Un narcissisme masochiste, ou plutôt un… un hédonisme contraint
Posté par ysengrimus le 31 août 2008
Nous vivons des temps narcissiques. Les femmes ont beaucoup à y voir et les hommes emboîtent ouvertement le pas. Jadis elle se faisait belle pour lui. Maintenant elle construit le tonus, le costume, le décors de beauté qui lui plait à elle, et lui, eh bien, il en fait partie du mieux qu’il peut… ou pas. Nous sommes entré à l’époque où la femme s’occupe d’elle-même et il n’y aura pas de retour en arrière. Les nostalgiques de la femme soumise resteront inexorablement sur le bord de la route vers l’Urb. Cela se joue désormais entre la femme et son miroir. Même si elle croit encore qu’elle se façonne ainsi pour le bénéfice et la joie de l’homme comme autrefois, elle se leurre. Il faut la décrire sans partager l’illusion qu’elle entretient sur elle-même. La corde phallocrate est cassée. La frustration des instances masculines à l’ancienne est de plus en plus tangible, face à cette nouvelle culture ordinaire en émergence.

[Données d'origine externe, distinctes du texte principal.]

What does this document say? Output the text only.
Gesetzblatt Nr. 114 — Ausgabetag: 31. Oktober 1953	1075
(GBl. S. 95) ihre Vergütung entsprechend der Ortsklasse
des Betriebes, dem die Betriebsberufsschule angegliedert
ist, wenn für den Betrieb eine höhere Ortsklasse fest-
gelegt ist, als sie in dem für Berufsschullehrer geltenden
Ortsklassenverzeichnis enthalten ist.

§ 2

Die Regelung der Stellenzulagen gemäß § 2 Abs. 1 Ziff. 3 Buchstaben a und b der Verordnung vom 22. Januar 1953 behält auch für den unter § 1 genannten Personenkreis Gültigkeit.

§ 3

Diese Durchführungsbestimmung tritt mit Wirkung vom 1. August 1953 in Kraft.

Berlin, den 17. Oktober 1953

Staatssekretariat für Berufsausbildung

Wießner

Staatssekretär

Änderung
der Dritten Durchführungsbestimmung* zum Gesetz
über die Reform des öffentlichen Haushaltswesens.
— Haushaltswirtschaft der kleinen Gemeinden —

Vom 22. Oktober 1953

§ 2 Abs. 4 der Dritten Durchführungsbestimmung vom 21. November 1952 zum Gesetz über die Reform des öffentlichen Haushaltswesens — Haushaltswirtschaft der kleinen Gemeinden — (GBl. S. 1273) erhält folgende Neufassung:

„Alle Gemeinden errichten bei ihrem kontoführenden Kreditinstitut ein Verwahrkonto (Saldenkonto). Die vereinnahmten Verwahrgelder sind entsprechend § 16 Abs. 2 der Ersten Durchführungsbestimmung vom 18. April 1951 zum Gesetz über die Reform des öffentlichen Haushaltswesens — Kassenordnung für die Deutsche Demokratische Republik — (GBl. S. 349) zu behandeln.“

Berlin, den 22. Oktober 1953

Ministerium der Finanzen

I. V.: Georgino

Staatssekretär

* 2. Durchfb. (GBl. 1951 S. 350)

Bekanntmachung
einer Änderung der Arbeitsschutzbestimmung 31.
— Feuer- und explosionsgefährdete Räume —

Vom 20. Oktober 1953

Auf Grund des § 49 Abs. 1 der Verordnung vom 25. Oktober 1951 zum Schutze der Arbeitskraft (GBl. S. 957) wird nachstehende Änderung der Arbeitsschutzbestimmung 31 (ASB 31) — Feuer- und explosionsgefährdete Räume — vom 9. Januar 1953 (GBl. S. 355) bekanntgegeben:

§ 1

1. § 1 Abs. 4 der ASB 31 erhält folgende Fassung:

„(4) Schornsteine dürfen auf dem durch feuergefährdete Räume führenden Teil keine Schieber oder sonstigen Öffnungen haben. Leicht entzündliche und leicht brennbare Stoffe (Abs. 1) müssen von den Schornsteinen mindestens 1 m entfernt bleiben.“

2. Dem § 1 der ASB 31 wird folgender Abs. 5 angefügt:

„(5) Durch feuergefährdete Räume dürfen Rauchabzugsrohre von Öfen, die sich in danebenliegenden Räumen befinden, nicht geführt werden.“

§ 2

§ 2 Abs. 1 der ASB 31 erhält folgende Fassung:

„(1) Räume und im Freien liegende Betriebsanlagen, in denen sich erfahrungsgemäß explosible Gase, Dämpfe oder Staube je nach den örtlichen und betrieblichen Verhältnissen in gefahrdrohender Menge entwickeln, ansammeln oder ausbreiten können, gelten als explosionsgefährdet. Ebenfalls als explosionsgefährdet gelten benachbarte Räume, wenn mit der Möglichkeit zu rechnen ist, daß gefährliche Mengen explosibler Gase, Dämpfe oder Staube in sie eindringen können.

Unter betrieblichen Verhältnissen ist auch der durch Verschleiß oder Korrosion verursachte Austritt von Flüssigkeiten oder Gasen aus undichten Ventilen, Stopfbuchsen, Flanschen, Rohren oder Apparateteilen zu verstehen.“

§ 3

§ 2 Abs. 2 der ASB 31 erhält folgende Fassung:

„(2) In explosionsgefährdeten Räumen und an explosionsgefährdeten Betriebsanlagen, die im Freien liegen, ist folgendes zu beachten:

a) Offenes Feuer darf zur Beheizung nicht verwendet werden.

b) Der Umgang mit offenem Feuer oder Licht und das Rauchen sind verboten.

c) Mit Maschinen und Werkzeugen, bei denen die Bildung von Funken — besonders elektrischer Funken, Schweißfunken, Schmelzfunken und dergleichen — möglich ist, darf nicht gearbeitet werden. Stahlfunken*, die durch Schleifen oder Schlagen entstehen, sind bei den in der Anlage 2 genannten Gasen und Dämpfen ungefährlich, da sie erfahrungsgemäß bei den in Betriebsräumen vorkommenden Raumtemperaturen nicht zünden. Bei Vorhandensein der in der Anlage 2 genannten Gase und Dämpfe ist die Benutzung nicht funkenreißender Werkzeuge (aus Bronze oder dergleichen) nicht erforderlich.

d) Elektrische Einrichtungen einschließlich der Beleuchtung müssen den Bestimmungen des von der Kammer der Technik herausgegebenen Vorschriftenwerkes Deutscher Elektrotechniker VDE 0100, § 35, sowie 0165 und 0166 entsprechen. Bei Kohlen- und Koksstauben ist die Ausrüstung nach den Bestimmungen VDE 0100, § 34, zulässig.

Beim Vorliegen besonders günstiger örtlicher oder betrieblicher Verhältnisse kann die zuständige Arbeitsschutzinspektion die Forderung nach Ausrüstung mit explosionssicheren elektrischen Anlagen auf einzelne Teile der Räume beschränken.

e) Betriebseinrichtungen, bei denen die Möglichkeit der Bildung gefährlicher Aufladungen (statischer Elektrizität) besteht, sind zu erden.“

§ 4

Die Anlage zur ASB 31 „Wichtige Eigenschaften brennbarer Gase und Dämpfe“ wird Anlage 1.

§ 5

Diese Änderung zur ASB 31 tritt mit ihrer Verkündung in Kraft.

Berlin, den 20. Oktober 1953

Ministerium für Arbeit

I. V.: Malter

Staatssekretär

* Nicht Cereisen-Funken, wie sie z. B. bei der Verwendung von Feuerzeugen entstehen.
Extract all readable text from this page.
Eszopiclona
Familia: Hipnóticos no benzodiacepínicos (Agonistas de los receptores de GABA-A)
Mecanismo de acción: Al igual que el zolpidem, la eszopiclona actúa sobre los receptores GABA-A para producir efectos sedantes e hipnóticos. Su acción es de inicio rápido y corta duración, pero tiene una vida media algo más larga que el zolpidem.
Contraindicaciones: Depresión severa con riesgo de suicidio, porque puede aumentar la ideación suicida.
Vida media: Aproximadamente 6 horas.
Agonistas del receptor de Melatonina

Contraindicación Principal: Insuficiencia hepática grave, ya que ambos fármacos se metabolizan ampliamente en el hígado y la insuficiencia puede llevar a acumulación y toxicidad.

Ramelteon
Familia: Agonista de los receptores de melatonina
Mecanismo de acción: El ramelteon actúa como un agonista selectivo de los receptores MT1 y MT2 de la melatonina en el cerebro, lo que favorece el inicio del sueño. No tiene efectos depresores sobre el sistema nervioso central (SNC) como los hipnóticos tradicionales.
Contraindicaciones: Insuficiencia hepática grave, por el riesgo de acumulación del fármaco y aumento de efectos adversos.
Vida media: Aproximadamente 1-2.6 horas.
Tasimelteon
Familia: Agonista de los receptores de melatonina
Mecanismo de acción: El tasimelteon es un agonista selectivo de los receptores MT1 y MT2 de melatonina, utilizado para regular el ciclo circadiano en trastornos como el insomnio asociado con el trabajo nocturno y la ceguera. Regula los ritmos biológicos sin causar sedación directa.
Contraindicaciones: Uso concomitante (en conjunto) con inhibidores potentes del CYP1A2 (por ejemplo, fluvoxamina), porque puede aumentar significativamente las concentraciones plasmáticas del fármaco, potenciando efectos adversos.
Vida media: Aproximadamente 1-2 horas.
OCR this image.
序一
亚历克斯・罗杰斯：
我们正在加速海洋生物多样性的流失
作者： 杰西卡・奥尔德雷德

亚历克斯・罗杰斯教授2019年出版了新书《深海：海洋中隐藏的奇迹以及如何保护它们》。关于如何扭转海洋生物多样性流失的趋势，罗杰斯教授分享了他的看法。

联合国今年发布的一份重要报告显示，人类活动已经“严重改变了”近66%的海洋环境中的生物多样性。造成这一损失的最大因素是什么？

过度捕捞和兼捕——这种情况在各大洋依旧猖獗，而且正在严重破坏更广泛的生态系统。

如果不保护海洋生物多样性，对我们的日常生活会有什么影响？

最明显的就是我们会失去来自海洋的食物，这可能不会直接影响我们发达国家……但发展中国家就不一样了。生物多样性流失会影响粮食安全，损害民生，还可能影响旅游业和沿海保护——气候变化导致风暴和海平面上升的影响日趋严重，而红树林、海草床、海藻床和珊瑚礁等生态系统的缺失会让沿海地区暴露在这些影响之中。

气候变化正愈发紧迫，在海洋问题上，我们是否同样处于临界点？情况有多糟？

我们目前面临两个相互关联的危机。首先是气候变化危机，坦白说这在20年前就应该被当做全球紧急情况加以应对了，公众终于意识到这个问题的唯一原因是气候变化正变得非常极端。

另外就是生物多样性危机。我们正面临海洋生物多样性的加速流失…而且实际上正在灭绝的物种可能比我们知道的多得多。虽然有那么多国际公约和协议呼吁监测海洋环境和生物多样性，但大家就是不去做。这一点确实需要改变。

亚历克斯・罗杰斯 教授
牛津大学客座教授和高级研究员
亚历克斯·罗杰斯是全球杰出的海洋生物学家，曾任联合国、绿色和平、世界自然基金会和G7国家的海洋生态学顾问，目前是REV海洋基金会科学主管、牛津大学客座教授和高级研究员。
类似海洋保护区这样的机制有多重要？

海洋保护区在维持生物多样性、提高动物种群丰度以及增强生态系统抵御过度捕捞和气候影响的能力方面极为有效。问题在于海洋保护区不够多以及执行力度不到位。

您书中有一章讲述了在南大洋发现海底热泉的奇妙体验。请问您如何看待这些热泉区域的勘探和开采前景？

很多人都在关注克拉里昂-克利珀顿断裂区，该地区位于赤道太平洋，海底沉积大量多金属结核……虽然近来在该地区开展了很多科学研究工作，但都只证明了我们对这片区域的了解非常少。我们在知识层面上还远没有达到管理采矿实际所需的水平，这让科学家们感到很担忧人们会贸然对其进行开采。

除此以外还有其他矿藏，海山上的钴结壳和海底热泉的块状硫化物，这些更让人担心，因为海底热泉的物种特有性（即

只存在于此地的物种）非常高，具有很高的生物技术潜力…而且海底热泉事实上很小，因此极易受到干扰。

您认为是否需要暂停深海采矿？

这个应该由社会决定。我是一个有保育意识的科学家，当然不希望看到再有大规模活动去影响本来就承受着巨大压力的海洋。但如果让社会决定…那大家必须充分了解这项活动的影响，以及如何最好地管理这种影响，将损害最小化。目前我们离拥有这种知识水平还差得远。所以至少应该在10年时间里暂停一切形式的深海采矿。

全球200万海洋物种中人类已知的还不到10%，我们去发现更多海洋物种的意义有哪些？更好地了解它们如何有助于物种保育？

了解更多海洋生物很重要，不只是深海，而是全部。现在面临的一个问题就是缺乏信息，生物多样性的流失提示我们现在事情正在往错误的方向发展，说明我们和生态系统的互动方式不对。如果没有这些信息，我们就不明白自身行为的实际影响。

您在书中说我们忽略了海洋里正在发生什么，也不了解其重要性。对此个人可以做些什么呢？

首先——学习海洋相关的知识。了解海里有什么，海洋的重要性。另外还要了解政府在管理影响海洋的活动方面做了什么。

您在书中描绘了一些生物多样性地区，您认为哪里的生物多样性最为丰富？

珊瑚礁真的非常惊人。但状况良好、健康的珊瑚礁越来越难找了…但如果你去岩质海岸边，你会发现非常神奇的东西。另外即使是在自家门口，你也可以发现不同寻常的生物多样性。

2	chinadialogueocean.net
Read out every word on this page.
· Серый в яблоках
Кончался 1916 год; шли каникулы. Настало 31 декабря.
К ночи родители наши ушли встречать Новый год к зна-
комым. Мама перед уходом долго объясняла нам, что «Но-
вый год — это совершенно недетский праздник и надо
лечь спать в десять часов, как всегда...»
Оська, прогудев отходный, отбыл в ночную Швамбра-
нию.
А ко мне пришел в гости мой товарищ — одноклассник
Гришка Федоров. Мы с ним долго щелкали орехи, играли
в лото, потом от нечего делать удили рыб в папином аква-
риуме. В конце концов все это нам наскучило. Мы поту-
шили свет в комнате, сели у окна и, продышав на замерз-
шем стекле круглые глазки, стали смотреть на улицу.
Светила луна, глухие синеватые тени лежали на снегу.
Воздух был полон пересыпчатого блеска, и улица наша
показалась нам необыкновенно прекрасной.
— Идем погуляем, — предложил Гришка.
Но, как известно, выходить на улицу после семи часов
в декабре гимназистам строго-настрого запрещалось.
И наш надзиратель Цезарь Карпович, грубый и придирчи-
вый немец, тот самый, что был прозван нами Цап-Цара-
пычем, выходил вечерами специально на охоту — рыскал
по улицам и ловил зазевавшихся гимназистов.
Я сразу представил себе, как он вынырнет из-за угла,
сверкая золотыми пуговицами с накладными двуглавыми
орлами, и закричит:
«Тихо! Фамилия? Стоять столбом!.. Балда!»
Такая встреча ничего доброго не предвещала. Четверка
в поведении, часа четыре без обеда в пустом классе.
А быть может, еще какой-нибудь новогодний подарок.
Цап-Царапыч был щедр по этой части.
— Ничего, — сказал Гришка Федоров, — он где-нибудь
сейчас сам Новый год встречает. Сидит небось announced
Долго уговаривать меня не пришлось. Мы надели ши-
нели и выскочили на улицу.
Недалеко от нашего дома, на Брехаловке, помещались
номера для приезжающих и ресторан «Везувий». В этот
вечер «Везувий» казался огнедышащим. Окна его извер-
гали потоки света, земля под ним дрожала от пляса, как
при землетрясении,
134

La meilleure preuve imaginable du fait que l’homme ne dicte plus le ton des choix des femmes, c’est justement qu’il emboîte le pas, un peu à la traîne. L’homme commence à s’installer devant le miroir aussi, hanté par cette batterie de nouvelles priorités. Les angoisses de l’apparence commencent à sérieusement le gagner aussi. La culture intime des femmes remporte un certain nombre de joutes. L’une d’entre elles est celle de la généralisation et du partage de ses angoisses. Et pourquoi pas? Pourquoi les femmes seraient-elles les seules à se polluer l’existence avec ces questions d’apparence? Il faut partager le fardeau, en quelque sorte, le répartir également (en attendant de le jeter par terre). C’est de bonne tenue. Qui plus est, la morale archaïque qui jugeait négativement le narcissisme est totalement hors jeu. Ce type vieillot de culpabilisation, personne n’en veut plus et à raison. Pensons-y froidement: qu’y a-t-il de mal à s’aimer soi-même. Qu’y a-t-il d’inadéquat à voir l’estime de soi comme un fondement de l’estime des autres? Notre temps répond: rien, et il a en partie raison, devant la logique ancienne. L’estime de soi n’a pas toujours été une valeur fondamentale. C’en est une maintenant. L’estime de soit fut longtemps subordonné à la soumission à la famille, à l’employeur, au pays. Ce n’est plus le cas. Le narcissisme pourrait être la grande pulsion libératrice de ce temps… s’il se contentait de jubiler et de jouir.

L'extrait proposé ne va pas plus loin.